Le plus grand groupe yakuza du Japon, s'est engagé, cette semaine, à mettre fin aux conflits sanglants, les opposants avec d'autres groupes mafieux formés par d'anciens membres.
Vers la fin des yakuzas ? Le plus grand groupe mafieux du Japon, le Yamaguchi-gumi s'est rendu, ce lundi 7 avril, au commissariat de la région de Hyogo (centre du pays). Ainsi, les membres présents ont soumis une lettre stipulant mettre fin à «toutes les querelles internes», mais aussi la promesse de «ne pas créer de problèmes», a appris l'AFP ce jeudi 10 avril.

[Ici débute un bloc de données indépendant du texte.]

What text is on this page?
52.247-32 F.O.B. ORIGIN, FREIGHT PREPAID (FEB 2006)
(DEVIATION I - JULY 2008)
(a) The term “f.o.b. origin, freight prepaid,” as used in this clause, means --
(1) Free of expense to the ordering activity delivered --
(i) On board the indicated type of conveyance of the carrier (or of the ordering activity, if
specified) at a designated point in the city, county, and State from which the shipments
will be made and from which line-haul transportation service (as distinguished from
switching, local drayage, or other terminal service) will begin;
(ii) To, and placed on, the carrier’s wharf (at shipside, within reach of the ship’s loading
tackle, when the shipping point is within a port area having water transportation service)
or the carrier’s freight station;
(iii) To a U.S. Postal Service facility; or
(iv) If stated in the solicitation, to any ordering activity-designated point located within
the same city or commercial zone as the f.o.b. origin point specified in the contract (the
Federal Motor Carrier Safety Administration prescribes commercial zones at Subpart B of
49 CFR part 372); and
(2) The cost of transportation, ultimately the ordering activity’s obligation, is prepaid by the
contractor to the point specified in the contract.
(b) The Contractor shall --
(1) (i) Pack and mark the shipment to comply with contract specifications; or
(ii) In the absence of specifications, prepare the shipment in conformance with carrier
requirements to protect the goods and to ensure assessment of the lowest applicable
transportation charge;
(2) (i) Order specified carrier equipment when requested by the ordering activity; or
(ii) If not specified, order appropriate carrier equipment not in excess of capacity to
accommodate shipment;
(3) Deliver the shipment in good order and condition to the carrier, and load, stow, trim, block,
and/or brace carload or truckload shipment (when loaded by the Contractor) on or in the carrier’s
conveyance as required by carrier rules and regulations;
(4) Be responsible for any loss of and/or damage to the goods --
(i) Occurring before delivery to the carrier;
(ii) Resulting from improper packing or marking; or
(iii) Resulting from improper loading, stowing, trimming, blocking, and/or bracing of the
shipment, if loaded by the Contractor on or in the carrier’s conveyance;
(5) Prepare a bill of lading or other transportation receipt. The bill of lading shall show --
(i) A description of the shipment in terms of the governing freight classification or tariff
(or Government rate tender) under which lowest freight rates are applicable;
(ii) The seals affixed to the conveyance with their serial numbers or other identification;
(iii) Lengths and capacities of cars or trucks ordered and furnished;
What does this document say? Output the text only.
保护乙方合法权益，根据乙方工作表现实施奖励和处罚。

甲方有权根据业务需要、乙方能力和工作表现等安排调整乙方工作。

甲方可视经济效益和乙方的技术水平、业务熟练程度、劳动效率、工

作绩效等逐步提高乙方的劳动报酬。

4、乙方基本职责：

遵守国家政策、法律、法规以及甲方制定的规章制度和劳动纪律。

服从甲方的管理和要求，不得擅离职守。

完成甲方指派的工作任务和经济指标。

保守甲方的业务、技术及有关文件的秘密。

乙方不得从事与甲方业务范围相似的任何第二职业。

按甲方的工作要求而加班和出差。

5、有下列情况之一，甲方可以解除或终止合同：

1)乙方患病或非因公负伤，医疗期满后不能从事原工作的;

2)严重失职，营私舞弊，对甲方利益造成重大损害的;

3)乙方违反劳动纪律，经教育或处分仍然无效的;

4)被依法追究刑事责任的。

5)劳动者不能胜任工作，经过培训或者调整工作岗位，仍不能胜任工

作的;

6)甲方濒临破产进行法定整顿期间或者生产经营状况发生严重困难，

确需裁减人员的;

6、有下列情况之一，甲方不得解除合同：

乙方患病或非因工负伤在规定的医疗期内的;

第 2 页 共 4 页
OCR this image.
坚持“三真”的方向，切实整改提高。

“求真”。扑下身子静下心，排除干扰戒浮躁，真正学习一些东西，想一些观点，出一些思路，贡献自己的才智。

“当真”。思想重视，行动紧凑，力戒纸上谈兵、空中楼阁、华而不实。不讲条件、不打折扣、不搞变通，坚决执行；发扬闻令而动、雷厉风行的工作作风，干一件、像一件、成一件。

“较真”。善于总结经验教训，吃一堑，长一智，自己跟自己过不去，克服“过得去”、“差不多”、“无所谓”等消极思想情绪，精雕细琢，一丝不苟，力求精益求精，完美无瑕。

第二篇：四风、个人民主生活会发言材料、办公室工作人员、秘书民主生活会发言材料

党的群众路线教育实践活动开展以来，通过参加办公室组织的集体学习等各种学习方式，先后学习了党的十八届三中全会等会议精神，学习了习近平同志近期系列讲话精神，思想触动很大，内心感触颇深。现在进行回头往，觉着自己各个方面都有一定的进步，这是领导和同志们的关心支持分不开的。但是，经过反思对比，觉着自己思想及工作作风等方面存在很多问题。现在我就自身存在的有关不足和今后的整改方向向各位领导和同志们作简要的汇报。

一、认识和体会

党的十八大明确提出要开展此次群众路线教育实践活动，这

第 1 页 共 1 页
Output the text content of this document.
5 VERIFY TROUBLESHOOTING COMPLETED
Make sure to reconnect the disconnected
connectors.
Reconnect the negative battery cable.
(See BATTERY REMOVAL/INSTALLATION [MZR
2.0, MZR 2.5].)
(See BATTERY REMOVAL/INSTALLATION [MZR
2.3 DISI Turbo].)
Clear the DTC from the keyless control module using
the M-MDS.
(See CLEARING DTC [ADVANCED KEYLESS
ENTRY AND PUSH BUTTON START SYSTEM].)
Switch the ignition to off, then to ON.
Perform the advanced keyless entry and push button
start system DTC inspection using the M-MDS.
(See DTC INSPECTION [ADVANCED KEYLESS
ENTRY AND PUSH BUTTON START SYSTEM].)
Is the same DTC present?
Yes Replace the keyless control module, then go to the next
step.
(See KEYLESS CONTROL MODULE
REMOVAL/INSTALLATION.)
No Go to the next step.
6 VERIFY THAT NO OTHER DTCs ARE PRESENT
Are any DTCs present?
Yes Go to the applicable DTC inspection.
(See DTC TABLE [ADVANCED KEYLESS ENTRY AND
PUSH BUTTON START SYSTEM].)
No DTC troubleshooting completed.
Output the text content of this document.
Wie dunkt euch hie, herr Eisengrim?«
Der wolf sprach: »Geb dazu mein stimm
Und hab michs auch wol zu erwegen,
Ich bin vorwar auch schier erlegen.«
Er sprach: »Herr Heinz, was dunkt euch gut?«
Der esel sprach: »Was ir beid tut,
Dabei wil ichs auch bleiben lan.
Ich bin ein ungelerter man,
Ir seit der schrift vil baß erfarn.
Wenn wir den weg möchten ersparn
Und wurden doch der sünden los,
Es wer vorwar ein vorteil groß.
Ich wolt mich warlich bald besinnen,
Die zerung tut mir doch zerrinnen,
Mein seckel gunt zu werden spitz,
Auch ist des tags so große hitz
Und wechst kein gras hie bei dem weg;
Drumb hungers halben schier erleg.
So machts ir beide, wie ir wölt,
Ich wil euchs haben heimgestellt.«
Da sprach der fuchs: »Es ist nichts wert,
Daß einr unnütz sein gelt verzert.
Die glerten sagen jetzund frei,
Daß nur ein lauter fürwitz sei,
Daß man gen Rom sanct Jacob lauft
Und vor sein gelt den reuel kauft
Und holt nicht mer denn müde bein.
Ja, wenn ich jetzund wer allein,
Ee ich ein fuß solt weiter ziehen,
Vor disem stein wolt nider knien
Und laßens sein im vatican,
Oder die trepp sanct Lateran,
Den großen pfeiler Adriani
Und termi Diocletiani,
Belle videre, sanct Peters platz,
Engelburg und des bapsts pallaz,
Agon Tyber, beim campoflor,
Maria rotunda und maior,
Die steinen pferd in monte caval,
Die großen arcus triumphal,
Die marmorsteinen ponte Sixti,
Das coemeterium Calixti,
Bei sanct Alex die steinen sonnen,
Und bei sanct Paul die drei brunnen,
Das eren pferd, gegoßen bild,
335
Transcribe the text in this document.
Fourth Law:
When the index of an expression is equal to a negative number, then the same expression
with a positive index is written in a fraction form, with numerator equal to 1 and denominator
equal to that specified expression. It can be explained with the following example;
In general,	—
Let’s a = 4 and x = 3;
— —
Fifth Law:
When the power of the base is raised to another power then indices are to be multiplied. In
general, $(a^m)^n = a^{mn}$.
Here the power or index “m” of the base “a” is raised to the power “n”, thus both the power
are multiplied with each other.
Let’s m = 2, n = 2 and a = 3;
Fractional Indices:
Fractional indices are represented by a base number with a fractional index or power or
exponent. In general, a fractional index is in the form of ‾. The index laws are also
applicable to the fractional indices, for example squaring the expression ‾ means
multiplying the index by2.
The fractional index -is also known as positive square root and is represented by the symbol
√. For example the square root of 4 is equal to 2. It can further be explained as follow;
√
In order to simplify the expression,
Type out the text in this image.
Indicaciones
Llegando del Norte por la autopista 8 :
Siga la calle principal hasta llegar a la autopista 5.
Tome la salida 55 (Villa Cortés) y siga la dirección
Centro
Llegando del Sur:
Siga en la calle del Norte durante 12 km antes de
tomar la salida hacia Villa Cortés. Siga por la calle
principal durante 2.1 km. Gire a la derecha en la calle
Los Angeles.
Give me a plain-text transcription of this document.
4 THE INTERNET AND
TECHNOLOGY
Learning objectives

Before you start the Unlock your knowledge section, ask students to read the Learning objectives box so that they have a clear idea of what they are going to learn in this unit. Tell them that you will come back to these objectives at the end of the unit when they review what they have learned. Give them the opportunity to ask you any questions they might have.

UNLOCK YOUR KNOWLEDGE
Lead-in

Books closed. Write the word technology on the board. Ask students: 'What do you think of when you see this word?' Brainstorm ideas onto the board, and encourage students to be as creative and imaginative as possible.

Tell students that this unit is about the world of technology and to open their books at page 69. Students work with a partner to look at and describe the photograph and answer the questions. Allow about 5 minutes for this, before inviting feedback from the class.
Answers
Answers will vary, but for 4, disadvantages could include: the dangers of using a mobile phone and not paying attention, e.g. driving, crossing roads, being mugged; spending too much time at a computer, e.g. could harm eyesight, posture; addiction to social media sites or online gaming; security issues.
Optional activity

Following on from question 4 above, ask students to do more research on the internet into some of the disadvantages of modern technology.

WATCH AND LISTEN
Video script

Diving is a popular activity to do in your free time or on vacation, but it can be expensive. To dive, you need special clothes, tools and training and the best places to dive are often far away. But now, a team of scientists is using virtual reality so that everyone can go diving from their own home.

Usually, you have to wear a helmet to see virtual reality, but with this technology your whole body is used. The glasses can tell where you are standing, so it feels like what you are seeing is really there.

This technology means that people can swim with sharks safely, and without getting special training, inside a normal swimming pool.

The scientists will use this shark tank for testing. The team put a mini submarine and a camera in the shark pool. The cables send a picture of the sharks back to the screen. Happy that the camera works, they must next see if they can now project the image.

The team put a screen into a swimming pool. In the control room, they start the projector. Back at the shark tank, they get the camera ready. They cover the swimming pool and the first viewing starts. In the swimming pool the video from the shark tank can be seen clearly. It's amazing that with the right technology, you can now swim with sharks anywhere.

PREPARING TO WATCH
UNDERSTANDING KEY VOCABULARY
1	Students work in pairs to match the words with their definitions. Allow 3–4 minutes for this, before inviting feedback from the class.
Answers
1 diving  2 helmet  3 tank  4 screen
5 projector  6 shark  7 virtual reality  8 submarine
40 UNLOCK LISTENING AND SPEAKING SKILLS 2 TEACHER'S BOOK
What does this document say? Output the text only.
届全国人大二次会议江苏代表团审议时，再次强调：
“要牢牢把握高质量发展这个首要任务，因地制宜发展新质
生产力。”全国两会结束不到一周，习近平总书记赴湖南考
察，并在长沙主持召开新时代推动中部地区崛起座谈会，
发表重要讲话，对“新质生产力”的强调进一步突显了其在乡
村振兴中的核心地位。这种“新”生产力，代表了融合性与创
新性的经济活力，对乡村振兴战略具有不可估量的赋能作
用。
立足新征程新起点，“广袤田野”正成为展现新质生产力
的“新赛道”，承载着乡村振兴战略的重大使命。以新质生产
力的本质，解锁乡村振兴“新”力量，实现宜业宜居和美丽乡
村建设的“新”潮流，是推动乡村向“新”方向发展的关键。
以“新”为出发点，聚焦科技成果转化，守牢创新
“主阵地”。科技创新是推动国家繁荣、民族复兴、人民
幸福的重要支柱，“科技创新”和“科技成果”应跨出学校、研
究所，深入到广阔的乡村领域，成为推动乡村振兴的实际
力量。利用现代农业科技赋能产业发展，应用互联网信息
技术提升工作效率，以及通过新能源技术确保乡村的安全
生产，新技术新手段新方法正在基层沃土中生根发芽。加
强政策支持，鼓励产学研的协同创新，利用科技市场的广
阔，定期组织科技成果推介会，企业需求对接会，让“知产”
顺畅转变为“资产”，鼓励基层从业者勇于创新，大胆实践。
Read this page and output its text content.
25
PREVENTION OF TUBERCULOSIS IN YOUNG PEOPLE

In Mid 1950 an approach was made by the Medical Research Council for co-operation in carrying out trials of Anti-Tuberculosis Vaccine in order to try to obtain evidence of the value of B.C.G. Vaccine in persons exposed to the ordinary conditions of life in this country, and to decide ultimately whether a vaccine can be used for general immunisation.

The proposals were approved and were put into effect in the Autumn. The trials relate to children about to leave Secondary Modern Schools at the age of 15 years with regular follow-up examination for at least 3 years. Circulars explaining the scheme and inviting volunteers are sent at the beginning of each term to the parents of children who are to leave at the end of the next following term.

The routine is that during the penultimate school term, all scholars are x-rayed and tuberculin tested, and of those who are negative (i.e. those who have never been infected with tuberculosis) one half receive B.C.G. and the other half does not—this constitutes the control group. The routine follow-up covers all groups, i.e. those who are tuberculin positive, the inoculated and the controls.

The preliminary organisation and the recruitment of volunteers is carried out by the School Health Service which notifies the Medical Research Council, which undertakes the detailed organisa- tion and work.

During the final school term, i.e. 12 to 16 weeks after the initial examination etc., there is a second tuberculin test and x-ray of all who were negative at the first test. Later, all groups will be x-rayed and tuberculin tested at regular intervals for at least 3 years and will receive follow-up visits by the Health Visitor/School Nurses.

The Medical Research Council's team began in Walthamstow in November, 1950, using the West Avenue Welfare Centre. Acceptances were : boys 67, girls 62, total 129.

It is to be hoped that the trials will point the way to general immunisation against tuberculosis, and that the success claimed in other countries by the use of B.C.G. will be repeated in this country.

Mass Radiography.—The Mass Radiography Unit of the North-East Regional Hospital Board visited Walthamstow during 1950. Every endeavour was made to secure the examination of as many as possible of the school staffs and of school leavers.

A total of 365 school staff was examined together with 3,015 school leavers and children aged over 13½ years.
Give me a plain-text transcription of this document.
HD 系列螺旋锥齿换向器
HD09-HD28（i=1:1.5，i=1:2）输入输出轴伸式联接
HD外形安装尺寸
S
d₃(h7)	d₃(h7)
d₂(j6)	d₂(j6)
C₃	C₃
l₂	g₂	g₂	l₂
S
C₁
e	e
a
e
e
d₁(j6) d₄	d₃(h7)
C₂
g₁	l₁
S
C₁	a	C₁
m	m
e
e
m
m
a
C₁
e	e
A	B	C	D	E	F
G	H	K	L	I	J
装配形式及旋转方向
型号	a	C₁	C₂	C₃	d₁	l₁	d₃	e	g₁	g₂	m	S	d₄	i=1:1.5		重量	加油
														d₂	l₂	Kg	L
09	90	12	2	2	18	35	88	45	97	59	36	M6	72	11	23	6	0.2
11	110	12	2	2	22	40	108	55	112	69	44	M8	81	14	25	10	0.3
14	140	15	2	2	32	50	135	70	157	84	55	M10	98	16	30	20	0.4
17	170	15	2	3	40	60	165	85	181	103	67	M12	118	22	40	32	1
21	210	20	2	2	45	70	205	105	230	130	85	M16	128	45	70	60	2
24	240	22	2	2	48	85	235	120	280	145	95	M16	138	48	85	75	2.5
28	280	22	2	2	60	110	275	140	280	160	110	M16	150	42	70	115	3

Le Yamaguchi-gumi menait une guerre aux groupes yakuza créés par d'anciens membres ayant quitté la plus grande organisation criminelle en 2015. Depuis 2020, de nombreux groupes avaient été placés sous surveillance spéciale par les autorités locales, lié à l'intensification des violences.
les organisations criminelles se réinventent
La mafia japonaise a été créée en période d'après-guerre. Peu à peu, les yakuzas sont devenus des groupes ultra-puissants pesant plusieurs milliards de dollars. Les membres vivent essentiellement du jeu, de la drogue et de la prostitution, mais leurs activités se sont élargies au BTP, recyclage, recrutement, assurance au fil des décennies.
Mais depuis quelques années, un déclin des membres est toutefois à noter. En effet, depuis 2005, le nombre de yakuzas diminue. En 2024, pas moins de 18.800 membres avaient été recensés, tombant pour la première fois sous la barre des 20.000. Les raisons à ce fort déclin seraient liées à une répression plus stricte, avait annoncé la police.
En revanche, la semaine dernière, les autorités locales ont alerté : «Certaines de leurs activités deviennent de plus en plus opaques et leurs sources de financement se diversifient». Des liens seraient présumés entre les yakuzas et des groupes criminels opérants via des escroqueries sur Internet, mais aussi des fraudes à l'investissement.
Toujours selon la police, certains des yakuzas seraient les chefs de file de ces nouveaux réseaux appelés «tokuryu». Le recrutement se fait uniquement sur les réseaux sociaux et les principales cibles seraient les jeunes à la recherche d'argent rapidement.
Le montant total de cette nouvelle fraude orchestrée par les yakuzas ainsi que les autres crimes imputables s'élèvent à 1,6 milliard d'euros en 2024 contre 387 millions en 2019.